L'editoriale
Sciopero generale Cgil, Landini scomoda le coronarie: come ingannare i lavoratori e strumentalizzare i loro problemi
Lo sciopero generale proclamato dalla Cgil per il 12 dicembre (per inciso la ricorrenza della strage di piazza Fontana del 1969) sarà il quinto, a vario titolo, nel giro di meno di tre mesi per non parlare delle astensioni settoriali infiltratesi negli interstizi. Non si può negare – anche facendo riferimento agli anni scorsi – che questa forma di lotta, solenne e politicamente impegnativa, subisca un processo inflativo che ne depotenzia l’efficacia e ne accentui la ritualità, al fondo burocratica.
Neppure durante il biennio rosso del secolo scorso (1919-1920) ci furono tanti scioperi generali, anche perché la CGIL era diretta dai socialisti riformisti. Ma non commetterò l’errore di ironizzare sulla giornata del venerdì per diversi motivi: in primo luogo, perché da sindacalista di altri tempi non ho esitato a servirmi delle opportunità del calendario; ma soprattutto perché – ne sono convinto- le minoranze che in quel giorno (come si diceva una volta) incroceranno le braccia, non lo faranno, in prevalenza, per allungare il week end, ma per residua disciplina al richiamo della foresta di Maurizio Landini e per manifestare un’ostilità politica pregiudiziale nei confronti dell’attuale maggioranza di governo. Il leader della Cgil, illustrando a conclusione della Assemblea di Firenze i motivi dello sciopero, si è sforzato (mettendo a dura prova le coronarie) di ricondurre la giornata di lotta nell’ambito di un’azione sindacale. Ma non è così, perché quando si presentano rivendicazioni fuori mercato in una determinata fase storica e si riassumono le condizioni del Paese e del lavoro in slogan propagandistici, si riconosce in partenza che non esiste possibilità di confronto con qualsiasi governo o altro interlocutore e si scivola direttamente nella protesta tipica di un’opposizione politica.
Questo sciopero generale era già stato programmato all’inizio di luglio quando la Cgil varò il piano di mobilitazione in vista della sessione di bilancio. E poteva essere svolto – magari in modo più proficuo e trasparente – il giorno dopo la presentazione del disegno di legge. O addirittura sarebbe stato più serio se la Cgil avesse dichiarato: “Noi siamo contrari a questo governo, a prescindere dalle sue politiche; vogliamo che cada, perciò scioperiamo durante la sessione di bilancio per dare rilevanza alla nostra iniziativa”. Ma se questi sono i veri motivi non ha alcun senso scioperare per chiedere confusamente una diversa manovra di bilancio, quando quella criticata e contestata sta per arrivare in porto. Il 12 dicembre il testo sarà prossimo all’approvazione da parte del Senato, per andare senza modifiche al voto definitivo della Camera. Non penserà mica Landini che in zona Cesarini il governo riparta da zero o introduca delle modifiche nella lettura di Montecitorio per riportare il testo di nuovo al Senato con il rischio dell’esercizio provvisorio? Soprattutto quando uno sciopero attribuisce credibilità ad una manovra finanziaria sui mercati, mentre il ricorso all’esercizio provvisorio penalizzerebbe il Paese.

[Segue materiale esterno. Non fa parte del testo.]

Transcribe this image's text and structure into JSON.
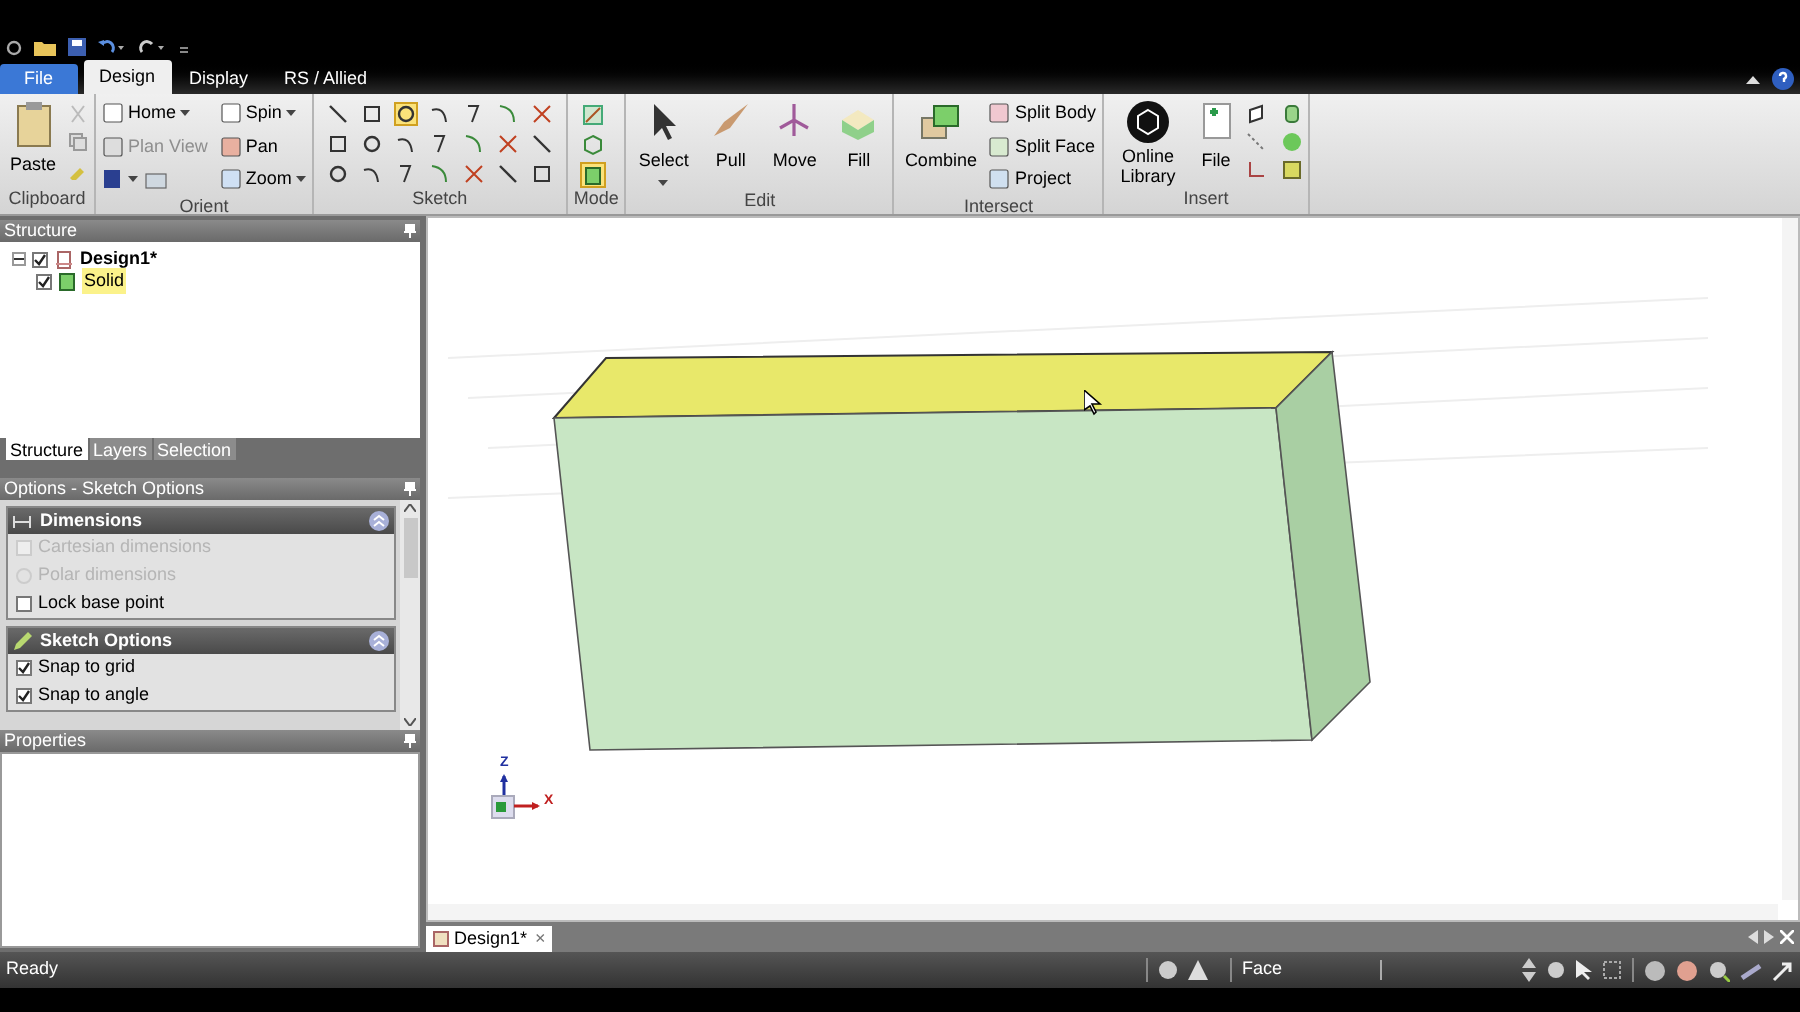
{
  "ribbon_tabs": [
    {
      "label": "File",
      "kind": "file",
      "selected": false
    },
    {
      "label": "Design",
      "kind": "tab",
      "selected": true
    },
    {
      "label": "Display",
      "kind": "tab",
      "selected": false
    },
    {
      "label": "RS / Allied",
      "kind": "tab",
      "selected": false
    }
  ],
  "ribbon": {
    "groups": [
      {
        "label": "Clipboard",
        "kind": "clipboard",
        "buttons": [
          {
            "label": "Paste"
          }
        ]
      },
      {
        "label": "Orient",
        "kind": "orient",
        "buttons": [
          {
            "label": "Home",
            "disabled": false
          },
          {
            "label": "Spin",
            "disabled": false
          },
          {
            "label": "Plan View",
            "disabled": true
          },
          {
            "label": "Pan",
            "disabled": false
          },
          {
            "label": "Zoom",
            "disabled": false
          }
        ]
      },
      {
        "label": "Sketch",
        "kind": "sketch"
      },
      {
        "label": "Mode",
        "kind": "mode"
      },
      {
        "label": "Edit",
        "kind": "large",
        "buttons": [
          {
            "label": "Select"
          },
          {
            "label": "Pull"
          },
          {
            "label": "Move"
          },
          {
            "label": "Fill"
          }
        ]
      },
      {
        "label": "Intersect",
        "kind": "intersect",
        "buttons": [
          {
            "label": "Combine"
          },
          {
            "label": "Split Body"
          },
          {
            "label": "Split Face"
          },
          {
            "label": "Project"
          }
        ]
      },
      {
        "label": "Insert",
        "kind": "insert",
        "buttons": [
          {
            "label": "Online Library"
          },
          {
            "label": "File"
          }
        ]
      }
    ]
  },
  "structure": {
    "title": "Structure",
    "tree": [
      {
        "label": "Design1*",
        "checked": true,
        "expanded": true,
        "children": [
          {
            "label": "Solid",
            "checked": true,
            "selected": true
          }
        ]
      }
    ],
    "tabs": [
      {
        "label": "Structure",
        "selected": true
      },
      {
        "label": "Layers",
        "selected": false
      },
      {
        "label": "Selection",
        "selected": false
      }
    ]
  },
  "options": {
    "title": "Options - Sketch Options",
    "sections": [
      {
        "title": "Dimensions",
        "items": [
          {
            "kind": "checkbox",
            "label": "Cartesian dimensions",
            "checked": false,
            "disabled": true
          },
          {
            "kind": "radio",
            "label": "Polar dimensions",
            "checked": false,
            "disabled": true
          },
          {
            "kind": "checkbox",
            "label": "Lock base point",
            "checked": false,
            "disabled": false
          }
        ]
      },
      {
        "title": "Sketch Options",
        "items": [
          {
            "kind": "checkbox",
            "label": "Snap to grid",
            "checked": true,
            "disabled": false
          },
          {
            "kind": "checkbox",
            "label": "Snap to angle",
            "checked": true,
            "disabled": false
          }
        ]
      }
    ]
  },
  "properties": {
    "title": "Properties"
  },
  "viewport": {
    "axes": [
      {
        "label": "Z"
      },
      {
        "label": "X"
      }
    ]
  },
  "document_tabs": [
    {
      "label": "Design1*",
      "close": "×",
      "selected": true
    }
  ],
  "status_bar": {
    "message": "Ready",
    "selection_filter": "Face"
  }
}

Un’astensione del lavoro in data prenatalizia è un assegno “a babbo morto”, non ha alcuna possibilità di incidere su di una manovra già impostata se non ancora definita. Può avere solamente il valore di una protesta a tempi scaduti. Paradossalmente uno spazio, almeno teorico, poteva esserci aggiungendo il peso della Cgil alla giornata di sciopero dei sindacati di base, il 28 novembre. Ma la Confederazione di Landini – noblesse oblige – non ha voluto confondersi con organizzazioni non blasonate e ritenute concorrenti scorrette. Ed ha sbagliato perché ormai sono quelli i suoi nuovi compagni di viaggio, con i quali ha trovato una convergenza sempre più stretta sui temi della politica internazionale, rigorosamente ambigui ed unilaterali, e della guerra al riarmo con uno slancio fideistico e disonesto che ignora del tutto i problemi della sicurezza e approfitta della facile demagogia che da secoli contrappone il burro ai cannoni, salvo scoprire prima o poi che viene il momento in cui il burro si difende con i cannoni.
I commentatori sono convinti che la Cgil sia obbligata a lavorare per il re di Prussia ovvero per portare il suo padre padrone alla prima genitura della sinistra (l’operazione che non riuscì a Sergio Cofferati). Ma non si costruiscono brillanti carriere salvifiche ingannando i lavoratori e strumentalizzando i loro problemi.